Hugh Ross, now in his fifties, hasn’t been cottaging in decades as is now in a monogamous relationship. During the mid-1980s, however, he was something of a legend in the local cottages. “The city I had just moved to only had two gay pubs and one club, so chances to meet people were rather restricted,” he explains. “I heard acquaintances talking about which lavatories were worth visiting, and also toilet graffiti can be a surprisingly useful source of information.”

“I recall a very attractive skinhead who'd just been shopping; he came all over his shopping carrier bags. One young man I met that way used to visit me every week for a few months, while his girlfriend was working at the King's Lynn council offices.”

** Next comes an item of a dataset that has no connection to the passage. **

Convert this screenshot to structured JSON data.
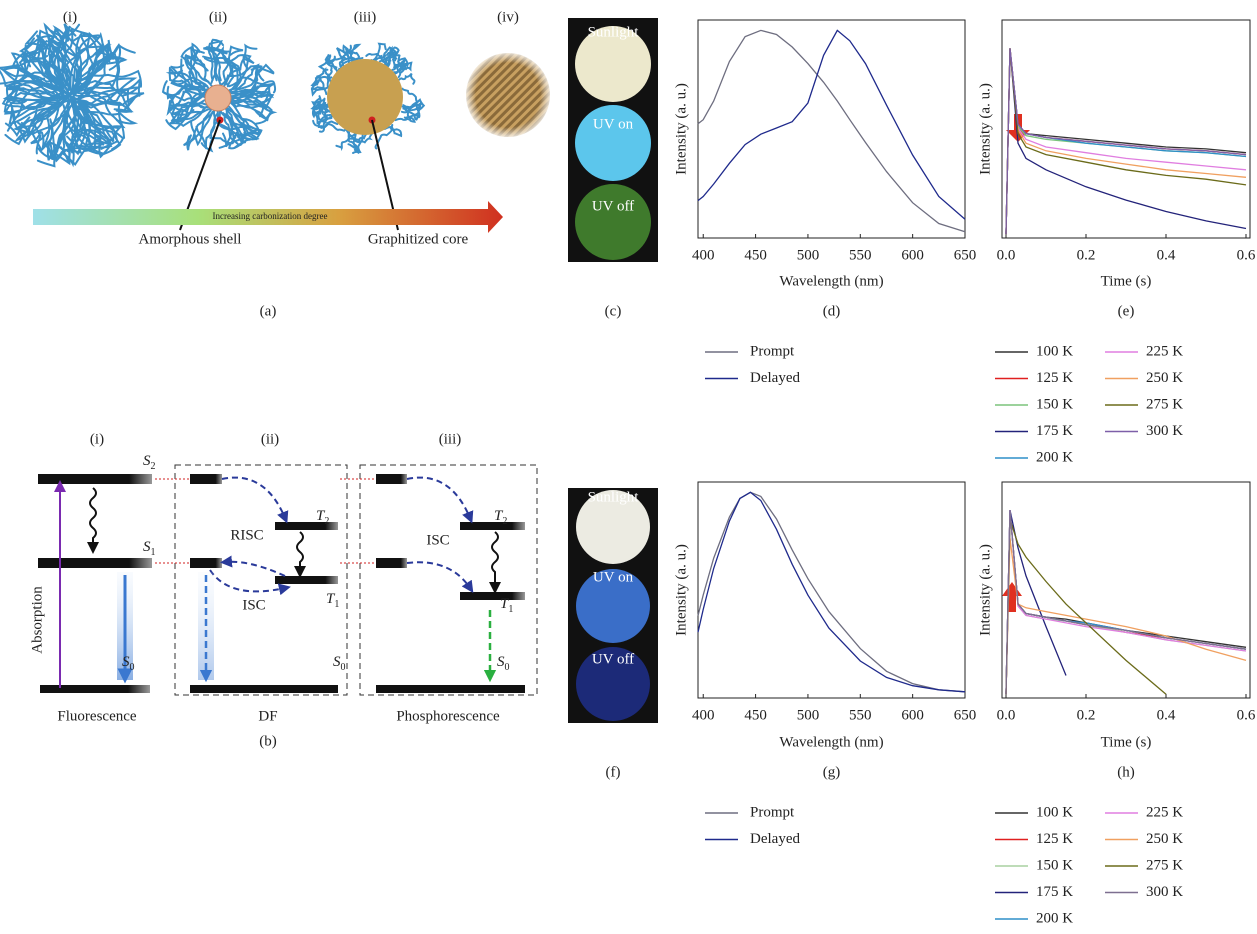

But, Hugh – largely daytime cottager – also recalls a darker side to his frolics. “Cottaging at night seemed more dangerous. On one of my few nights cottaging, I was attacked and almost strangled by a man who had issues with his sexuality and decided that throttling me was one way of dealing with them.  Luckily we were interrupted, and I managed to get away.”

Gay cottaging in public restrooms UK
'it’s the anonymity which appeals'
 

“It was full of hot guys.”

Paulo grew up in a small town in Colombia and began cottaging when he was 22 and moved to the capital. His first experiences were in the toilets of a shopping centre. He then moved to London and has plenty of cottaging stories. Like Hugh Ross, however, not all of them are good. “In April 2014, I was unemployed and depressed. I was hunting for a job, and I ended up in the toilets in Soho,” he tells me. “I was playing with a blonde guy next to me. There was also a black guy who was cruising. He said something to me that I didn’t understand, so I asked him to repeat it. He got mad and grabbed my head and smashed it against to the wall until I was bleeding. Someone else there told him to stop. Otherwise, I think he could have killed me.”

For the most part, though, Paulo recalls great experiences gay cottaging in the UK. The risk and adrenaline are, he believes, what makes cottaging so addictive. “My best experiences have been in London where every public toilet in the city is a cruising place.

Carnaby Street was my favourite one. Five years ago, it was full of hot guys. I played there in the morning, afternoon and night. These days, though, it’s a smelly place with not many good-looking guys.”
 

“My boyfriend fucked me against a tree.”

Peter has been cottaging since he was 17. “For me, it’s the anonymity which appeals,” he explains. “You don't even need to speak or know each other's’ names. It is two people engaging in the most carnal act with no other information required, necessary or wanted. It’s like a drug.”

“My best experience was going to a cottaging area with my boyfriend in south London’s Clapham Common. We circled the area like prey, picking up four guys that resulted in a circle jerk while my boyfriend fucked me up against a tree. Things progressed, and then they all wanted a go at me. We both obliged. We then took one of them to a sauna and continued the evening. We finally went back home and fucked all night thinking about what we had done.”

Gay cottaging holds a much greater allure for Peter than other forms of anonymous sex in saunas and off hook up apps. “There are many time wasters online. Everyone likes the idea of an anonymous hookup but if you wait too long to engage, the fear sets in and ‘fight or flight’ kicks in and people back out. If you are there in real life one-on-one - or more - then it is more instantaneous, and the scenario takes over.”